POJ1936-All in All
题目链接:点击打开链接
All in All
Time Limit: 1000MS | Memory Limit: 30000K | |
Total Submissions: 35348 | Accepted: 14736 |
Description
You have devised a new encryption technique which encodes a message by inserting between its characters randomly generated strings in a clever way. Because of pending patent issues we will not discuss in detail how the strings are generated and inserted into the original message. To validate your method, however, it is necessary to write a program that checks if the message is really encoded in the final string.
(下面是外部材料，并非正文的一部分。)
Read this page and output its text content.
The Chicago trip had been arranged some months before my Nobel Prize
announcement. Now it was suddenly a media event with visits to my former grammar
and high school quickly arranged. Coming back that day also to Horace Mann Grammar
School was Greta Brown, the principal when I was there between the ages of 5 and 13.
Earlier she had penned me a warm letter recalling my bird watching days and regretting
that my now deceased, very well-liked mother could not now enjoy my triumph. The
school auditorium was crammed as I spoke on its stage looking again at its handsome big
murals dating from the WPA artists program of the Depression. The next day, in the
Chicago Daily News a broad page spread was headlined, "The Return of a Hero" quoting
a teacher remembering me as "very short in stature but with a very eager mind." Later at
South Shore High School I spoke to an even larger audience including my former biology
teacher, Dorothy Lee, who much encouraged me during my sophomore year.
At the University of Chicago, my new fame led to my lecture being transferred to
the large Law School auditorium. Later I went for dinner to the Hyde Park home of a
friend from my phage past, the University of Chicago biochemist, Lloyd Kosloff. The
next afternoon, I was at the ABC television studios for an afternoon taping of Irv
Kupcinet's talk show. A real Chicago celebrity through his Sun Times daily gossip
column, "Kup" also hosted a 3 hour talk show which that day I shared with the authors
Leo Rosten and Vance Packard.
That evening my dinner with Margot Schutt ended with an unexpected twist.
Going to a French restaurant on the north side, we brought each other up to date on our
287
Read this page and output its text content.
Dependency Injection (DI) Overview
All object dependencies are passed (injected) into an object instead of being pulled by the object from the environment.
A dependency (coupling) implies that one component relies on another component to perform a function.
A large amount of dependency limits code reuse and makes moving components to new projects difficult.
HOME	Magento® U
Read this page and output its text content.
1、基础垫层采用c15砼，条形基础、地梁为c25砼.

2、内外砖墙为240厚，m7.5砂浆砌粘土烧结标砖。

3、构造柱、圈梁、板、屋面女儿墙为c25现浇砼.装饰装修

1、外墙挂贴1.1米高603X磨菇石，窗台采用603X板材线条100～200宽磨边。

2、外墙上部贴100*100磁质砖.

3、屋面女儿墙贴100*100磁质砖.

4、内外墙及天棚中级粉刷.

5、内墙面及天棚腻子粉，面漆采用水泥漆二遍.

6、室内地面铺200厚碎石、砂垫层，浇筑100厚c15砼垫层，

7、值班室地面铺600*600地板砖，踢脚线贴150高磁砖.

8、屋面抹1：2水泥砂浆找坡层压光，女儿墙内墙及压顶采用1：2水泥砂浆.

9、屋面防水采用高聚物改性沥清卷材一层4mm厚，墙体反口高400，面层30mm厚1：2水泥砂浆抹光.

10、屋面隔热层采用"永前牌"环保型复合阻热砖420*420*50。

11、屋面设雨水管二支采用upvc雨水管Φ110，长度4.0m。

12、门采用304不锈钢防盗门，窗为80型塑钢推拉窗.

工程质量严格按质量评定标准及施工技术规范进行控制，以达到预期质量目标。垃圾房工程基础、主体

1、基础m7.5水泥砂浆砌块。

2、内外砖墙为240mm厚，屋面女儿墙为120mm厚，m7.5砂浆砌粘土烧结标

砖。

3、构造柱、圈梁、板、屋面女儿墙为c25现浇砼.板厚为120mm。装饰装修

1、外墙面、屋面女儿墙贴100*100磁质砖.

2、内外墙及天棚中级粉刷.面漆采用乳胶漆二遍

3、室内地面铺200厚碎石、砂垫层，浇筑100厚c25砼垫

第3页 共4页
Given two strings s and t, you have to decide whether s is a subsequence of t, i.e. if you can remove characters from t such that the concatenation of the remaining characters is s.
Input
The input contains several testcases. Each is specified by two strings s, t of alphanumeric ASCII characters separated by whitespace.The length of s and t will no more than 100000.
Output
For each test case output "Yes", if s is a subsequence of t,otherwise output "No".
Sample Input
sequence subsequence
person compression
VERDI vivaVittorioEmanueleReDiItalia
caseDoesMatter CaseDoesMatter
Sample Output
Yes
No
Yes
No
题目大意:和第一题一样,在长的里面找短的所有字符。
思路:刚开始没有这样写,用的find,然后比较下标,但是由于find是第一个找到的下标,出现重复字母就错了,后来就用第一种了。
AC代码:
#include<iostream>
#include<string>
#include<cstdio>
using namespace std;
string s, t;
int main() {
while(cin >> s) {
cin >> t;
int j = 0, i;
for(i = 0; i < s.size(); ) {//跑一遍,找到字符就往后,找不到就不动
if(j == t.size())
break;
if(t[j] == s[i]) {
j++;
i++;
} else {
j++;
}
}
if(i == s.size())//判断是否能跑完
printf("Yes\n");
else
printf("No\n");
}
}